Ovationen nach dem «Doppelpack», stürmische Umarmungen der Mitspieler und wohlwollende Blicke von Bundestrainer Joachim Löw: Mario Gomez hat mit seinen beiden Toren beim 3:2 (1:1)- Sieg des VfB Stuttgart gegen Arminia Bielefeld beste Eigenwerbung für eine erste Nationalmannschafts-Nominierung betrieben.
«Natürlich wäre ich beim Länderspiel gern dabei. Das Nationalteam ist ein Traum für jeden Spieler. Ich möchte mich in jeder Partie empfehlen», sagte der 21-Jährige Angreifer vor der Benennung des Kaders für die Partie der DFB-Auswahl kommende Woche in Düsseldorf gegen die Schweiz.
Vor den Augen von Löw erzielte Gomez seine Saisontreffer Nummer neun und zehn (9. und 59. Minute) und schoss seinen Club damit am FC Bayern München vorbei auf den dritten Tabellenplatz. Er brachte allerdings dazwischen auch das Kunststück fertig, aus zwei Metern übers leere Tor zu schießen. Dennoch war der Deutsch-Spanier mit seiner Ausbeute zufrieden, «weil ich in dieser Saison schon oft leichtfertig mit meinen Chancen umgegangen bin». Gomez ist inzwischen als VfB-Torjäger in die Fußstapfen von Kevin Kuranyi getreten: Der Ex-Stuttgarter vom FC Schalke 04 gilt auch als sein größter Konkurrent als Stürmerkandidat für die Nationalelf.

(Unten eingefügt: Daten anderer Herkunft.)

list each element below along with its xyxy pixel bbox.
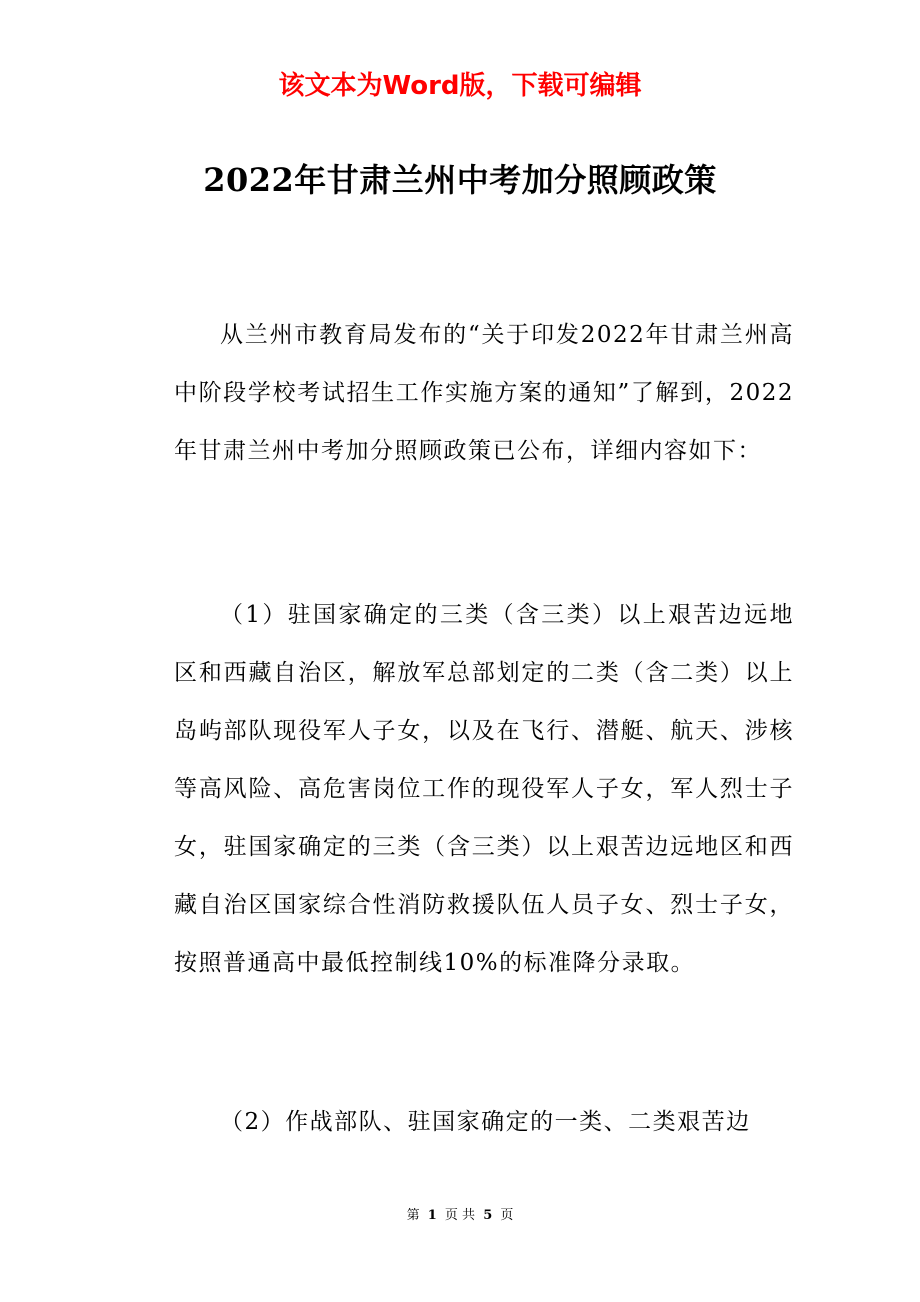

Wie Kuranyi gilt auch Gomez nicht als ein mit allen Fähigkeiten gesegneter Angreifer. «Mario war anfangs noch phlegmatisch, aber das hat sich geändert. In der Ballannahme und - weiterleitung muss er sich allerdings noch verbessern», sagte Armin Veh. «Meiner Meinung nach würde die Nationalmannschaft nicht zu früh für ihn kommen, er ist sehr talentiert.» Andererseits will Veh nicht - wie manch anderer Kollege - versuchen, seinen Schützling dem Bundestrainer aufzudrängen: «Er kann ja nicht mit zehn Stürmern spielen.»
VfB-Teammanager Horst Heldt sagte, man müsse Gomez noch ein bisschen Zeit geben: «Er ist ja noch jung.» Der 1,89 Meter große Angreifer hat im Nachwuchsbereich alle Auswahlteams des DFB durchlaufen und war zeitweise Zimmerkollege von Lukas Podolski. Ein anderes großes Sturmtalent startete vor 23 000 Zuschauern im Daimlerstadion nach langer Durststrecke einen Neuanfang: Benjamin Lauth, Neuzugang vom Hamburger SV, bestritt sein zehnminütiges Debüt für den VfB. «Ich weiß wie stark die Konkurrenz hier ist. Das hat sie heute eindrucksvoll bewiesen», sagte der fünfmalige Nationalspieler.
Bielefelds Torwart Mathias Hain war nicht nur über die Gegentore von Gomez und Cacau stinksauer. «Wir haben heute als Kollektiv eine absolute Scheiß-Leistung abgeliefert», wetterte er. «So können wir nicht noch einmal spielen. Das war das Schlechteste, was ich bei Bielefeld je erlebt habe», meinte auch Thorben Marx.
Christian Eigler hatte zwar den zwischenzeitlichen Ausgleich erzielt und dem eingewechselten Abdelaziz Ahanfouf war mit einem umstrittenen Foulelfmeter der Anschlusstreffer (86.) gelungen. «Wir haben unser Herz viel zu spät in die Hand genommen», kritisierte Trainer Thomas von Heesen jedoch nach dem achten Spiel ohne Sieg. «Ich werde aber nicht zulassen, dass wir in Depressionen verfallen.»